HSBC Holdings Plc (00005.HK) has decided to incorporate the results for Hong Kong into its overall Asia balance sheet.
While the move may enhance the bank’s operations from an accounting point of view, it certainly is not good public relations for its clients in the city who grew its business and supported it through thick and thin for all these years. When it was struggling to recover from the global financial crisis, for example, were they not the core supporters of its crucial rights issue in 2009?
Reporting its first-quarter results on Wednesday, HSBC, the largest bank in Hong Kong where it has 29,000 employees, announced that it has merged Hong Kong with its Asia balance sheet for the first time since the city’s handover in 1997.
Group chief executive Stuart Gulliver told analysts in a teleconference that the combination will help increase the bank’s efficiency in making decisions and allocating resources.

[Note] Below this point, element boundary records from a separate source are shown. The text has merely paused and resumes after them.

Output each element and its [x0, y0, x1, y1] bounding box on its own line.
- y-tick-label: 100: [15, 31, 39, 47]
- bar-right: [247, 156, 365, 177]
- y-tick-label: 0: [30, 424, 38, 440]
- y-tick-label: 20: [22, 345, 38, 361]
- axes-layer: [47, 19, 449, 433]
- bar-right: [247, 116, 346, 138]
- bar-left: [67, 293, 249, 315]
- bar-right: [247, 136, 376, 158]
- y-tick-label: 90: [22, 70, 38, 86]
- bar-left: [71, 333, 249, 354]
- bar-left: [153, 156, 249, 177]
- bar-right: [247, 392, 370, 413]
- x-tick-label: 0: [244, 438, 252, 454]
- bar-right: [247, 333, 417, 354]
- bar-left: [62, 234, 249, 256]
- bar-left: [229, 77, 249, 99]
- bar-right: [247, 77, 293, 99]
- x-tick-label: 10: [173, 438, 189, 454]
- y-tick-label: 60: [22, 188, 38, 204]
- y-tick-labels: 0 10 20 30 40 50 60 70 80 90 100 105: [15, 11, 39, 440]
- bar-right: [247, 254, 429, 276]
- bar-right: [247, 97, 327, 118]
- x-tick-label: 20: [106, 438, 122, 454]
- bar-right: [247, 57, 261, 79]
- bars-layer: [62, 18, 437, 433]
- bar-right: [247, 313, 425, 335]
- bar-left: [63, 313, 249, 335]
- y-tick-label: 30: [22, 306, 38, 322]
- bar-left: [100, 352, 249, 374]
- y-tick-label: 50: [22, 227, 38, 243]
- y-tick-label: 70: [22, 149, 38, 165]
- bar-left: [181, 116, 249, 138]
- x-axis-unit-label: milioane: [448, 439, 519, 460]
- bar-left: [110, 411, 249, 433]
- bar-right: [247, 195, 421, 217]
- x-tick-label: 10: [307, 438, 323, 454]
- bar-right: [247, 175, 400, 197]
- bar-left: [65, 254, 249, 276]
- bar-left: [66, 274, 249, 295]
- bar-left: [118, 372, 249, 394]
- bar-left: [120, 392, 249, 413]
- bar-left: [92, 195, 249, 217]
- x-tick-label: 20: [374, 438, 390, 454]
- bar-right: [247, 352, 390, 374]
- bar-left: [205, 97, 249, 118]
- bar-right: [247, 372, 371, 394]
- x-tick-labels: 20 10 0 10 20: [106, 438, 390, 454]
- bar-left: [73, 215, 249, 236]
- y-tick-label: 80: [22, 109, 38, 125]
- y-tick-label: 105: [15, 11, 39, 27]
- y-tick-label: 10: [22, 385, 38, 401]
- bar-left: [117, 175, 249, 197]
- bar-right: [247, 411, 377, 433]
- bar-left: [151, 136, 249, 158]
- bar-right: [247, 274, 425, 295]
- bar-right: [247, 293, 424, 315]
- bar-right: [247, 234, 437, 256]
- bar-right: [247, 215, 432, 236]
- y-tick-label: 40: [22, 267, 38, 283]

But it is inevitable that some Hong Kong people may try to relate the matter to the central government’s decision to create a separate section for Hong Kong and Macau in its 12th Five-Year Plan, which then Premier Wen Jiabao unveiled at the annual meeting of National People’s Congress in March 2011.
Creating a separate section for Hong Kong and Macau showed that the special administrative regions are being given a special priority in the country’s economic development plan among other mainland cities. From Hong Kong’s perspective, if one day Beijing merges the Hong Kong section with the one for Guangdong province, such an action obviously would not looked upon as a good omen for the Asian financial hub.

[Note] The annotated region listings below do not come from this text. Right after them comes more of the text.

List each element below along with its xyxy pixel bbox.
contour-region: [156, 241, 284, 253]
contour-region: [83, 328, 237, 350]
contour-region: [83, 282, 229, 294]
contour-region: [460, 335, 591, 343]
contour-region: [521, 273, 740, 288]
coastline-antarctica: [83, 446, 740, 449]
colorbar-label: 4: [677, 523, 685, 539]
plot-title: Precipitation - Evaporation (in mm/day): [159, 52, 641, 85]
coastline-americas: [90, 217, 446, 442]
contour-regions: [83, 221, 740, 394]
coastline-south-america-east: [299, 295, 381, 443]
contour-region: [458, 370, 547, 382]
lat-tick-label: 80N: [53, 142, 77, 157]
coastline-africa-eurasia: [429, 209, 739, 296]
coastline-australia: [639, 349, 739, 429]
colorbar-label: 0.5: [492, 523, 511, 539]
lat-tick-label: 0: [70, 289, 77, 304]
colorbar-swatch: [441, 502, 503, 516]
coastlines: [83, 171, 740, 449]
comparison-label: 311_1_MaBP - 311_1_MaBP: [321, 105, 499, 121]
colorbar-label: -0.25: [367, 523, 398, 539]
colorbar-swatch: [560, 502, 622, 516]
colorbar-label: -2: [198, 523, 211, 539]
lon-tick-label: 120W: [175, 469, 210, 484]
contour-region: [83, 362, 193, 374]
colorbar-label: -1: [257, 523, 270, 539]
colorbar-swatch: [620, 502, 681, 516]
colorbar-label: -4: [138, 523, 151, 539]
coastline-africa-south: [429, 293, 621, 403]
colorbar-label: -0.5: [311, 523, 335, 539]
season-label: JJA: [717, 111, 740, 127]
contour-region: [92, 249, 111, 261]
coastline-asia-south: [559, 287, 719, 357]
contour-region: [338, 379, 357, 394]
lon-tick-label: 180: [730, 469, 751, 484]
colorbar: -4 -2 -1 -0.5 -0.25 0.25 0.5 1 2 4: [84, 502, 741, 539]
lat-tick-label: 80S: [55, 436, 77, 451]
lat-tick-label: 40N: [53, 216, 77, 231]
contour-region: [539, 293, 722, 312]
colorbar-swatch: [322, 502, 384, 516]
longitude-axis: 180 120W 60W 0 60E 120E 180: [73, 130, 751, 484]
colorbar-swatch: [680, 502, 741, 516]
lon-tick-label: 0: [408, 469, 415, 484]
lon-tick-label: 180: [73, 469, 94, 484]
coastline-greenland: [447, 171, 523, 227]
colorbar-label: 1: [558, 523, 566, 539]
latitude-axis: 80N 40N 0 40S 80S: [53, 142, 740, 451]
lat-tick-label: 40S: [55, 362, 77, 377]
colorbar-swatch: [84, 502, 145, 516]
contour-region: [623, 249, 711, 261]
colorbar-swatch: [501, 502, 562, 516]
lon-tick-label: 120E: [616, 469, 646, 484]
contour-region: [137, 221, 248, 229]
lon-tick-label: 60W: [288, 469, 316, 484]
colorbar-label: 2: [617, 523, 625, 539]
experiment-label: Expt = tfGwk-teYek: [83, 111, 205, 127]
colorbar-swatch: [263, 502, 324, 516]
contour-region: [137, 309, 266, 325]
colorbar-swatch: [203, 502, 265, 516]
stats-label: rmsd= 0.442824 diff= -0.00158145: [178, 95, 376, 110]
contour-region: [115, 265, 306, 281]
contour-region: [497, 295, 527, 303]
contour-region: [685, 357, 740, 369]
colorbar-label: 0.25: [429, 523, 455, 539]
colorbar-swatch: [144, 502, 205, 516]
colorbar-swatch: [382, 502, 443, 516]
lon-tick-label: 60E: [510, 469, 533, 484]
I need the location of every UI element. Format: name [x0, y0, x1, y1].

Although most individual HSBC investors in Hong Kong may care more about the dividend payout ratio than details of the bank’s performance in the city, HSBC’s latest move is likely to inspire some hard feelings toward the bank among its long-term supporters in Hong Kong.
It will also strengthen its western-bank image while undermining its Hong Kong characteristics, Bill Mak Sui-choi, associate professor of the Department of Finance and Decision Sciences at Hong Kong Baptist University, was quoted as saying in a report by Hong Kong Economic Times on Thursday.
Such move will hurt not only Hong Kong people’s feelings, but also hurt transparency and information disclosure, Mak said.
Ian Gordon, an analyst at Investec Asset Management, said the worsening performance in other Asian countries may be softened by improving figures in Hong Kong under the latest arrangement.